Why does national law (Municipal Law of each country) or regional law (European Union Law) seem more substantive and solid in comparison to International Law? Why does the European Court of Justice or any national court’s decision contain higher relevance in comparison to an International Court of Justice’s one? Or perhaps they carry equal weight, however International Law is not as relevant to an average person as much as regional or national legal customs and conventions are? Essentially, what is uncontestable is the fact that: International Law has been understood as a category of social sciences, rather than as a pure form of law. But why is this so?

Why International Law is seen more as a social science
International Law differs from what is mainly an understanding of law. Law is seen as a legal binary, according to which any act should be avoided, but also another one enforced. While national and regional laws are quantifiable through a fixed code or convention, International Law appeals more so to customs and behaviors between its actors, hence it is classifiable more as a social science rather than a legal mechanism. The key difference between International Law and its counterparts is derived from its focus on behavior whereas they focus on sanctions and allowances.
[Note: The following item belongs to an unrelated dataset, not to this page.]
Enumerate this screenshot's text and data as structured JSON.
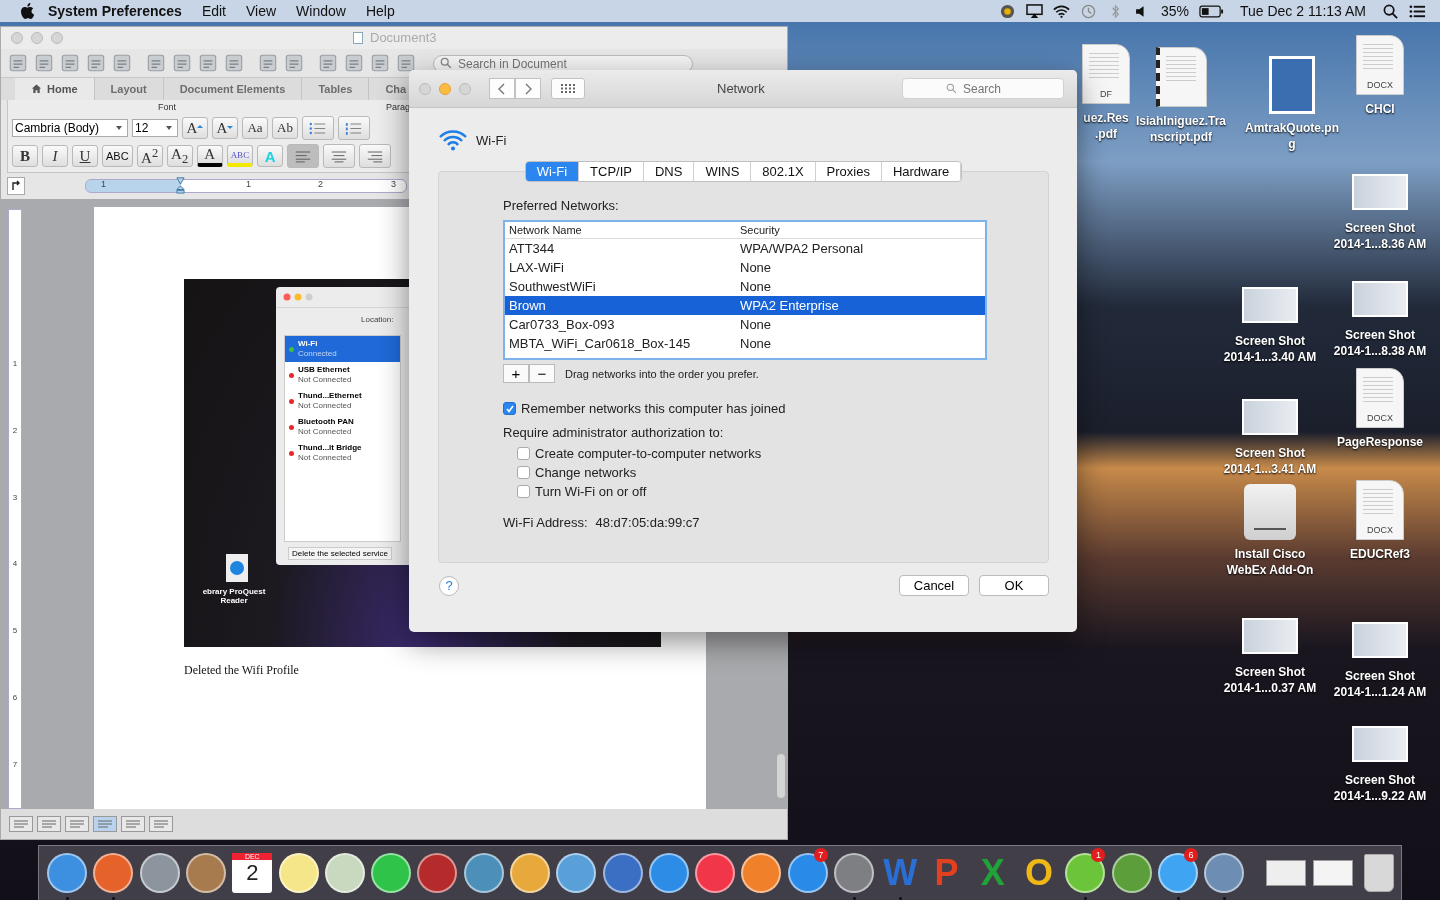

International Law as soft law
While an extremely legal understanding poses International Law as anything but a law, a behavioral understanding shows how International Law is indeed impactful, as it affects actions of its subjects overtime. Human Rights have gained the international relevance and depth that they do due to International Law’s attempts overtime, whereby its actors have worked together to make norms even before Human Rights Treaties and Law were codified. Norms are matters that International Law’s subjects pay attention to through their behaviors. The more a norm is propagated overtime, the more likely it is that it will become a customary practice and these practices have more bearing on written law (national or regional) influencing it in an invisible but sizable manner.

Regional and national law versus International Law
The subjects of International Law differ from regional and national law. For instance, while national law focuses mainly on its citizens within the jurisdiction of its territory, regional law focuses on transnational actors and states within that region. International Law however is not bound by territory, nor is limited in its jurisdiction unlike its counterparts. Its subjects vary from states, entities, specialists to even citizens. International Law includes all these categories as its subjects, and as a consequence, it becomes less fixed and more flexible to cater to their vast differences.

International Law is not a legal mechanism but is Global Governance
International Law from these observations shows an undeniable relevance to global developments. It cannot operate in isolation like national law, nor is it applicable to only select-subjects (citizens of a country). Rather, International Law has to remain relevant to all actors’ behaviors, but also produce legal momentum to keep impacting their behavior. For this reason, International Law is not national and regional law, but rather encapsulates both alongwith its own customs to drive the governance of its subjects of all kinds. It must ensure a reasonable degree of uniformity but also flexibility to cater to its different subjects. It must have a historical coherence, but also dynamism in order to channel future behavior. Ultimately, it would be unfair to say International Law is not law. It is simply the kind of law that differs from the basic text-book understanding of codified regulation.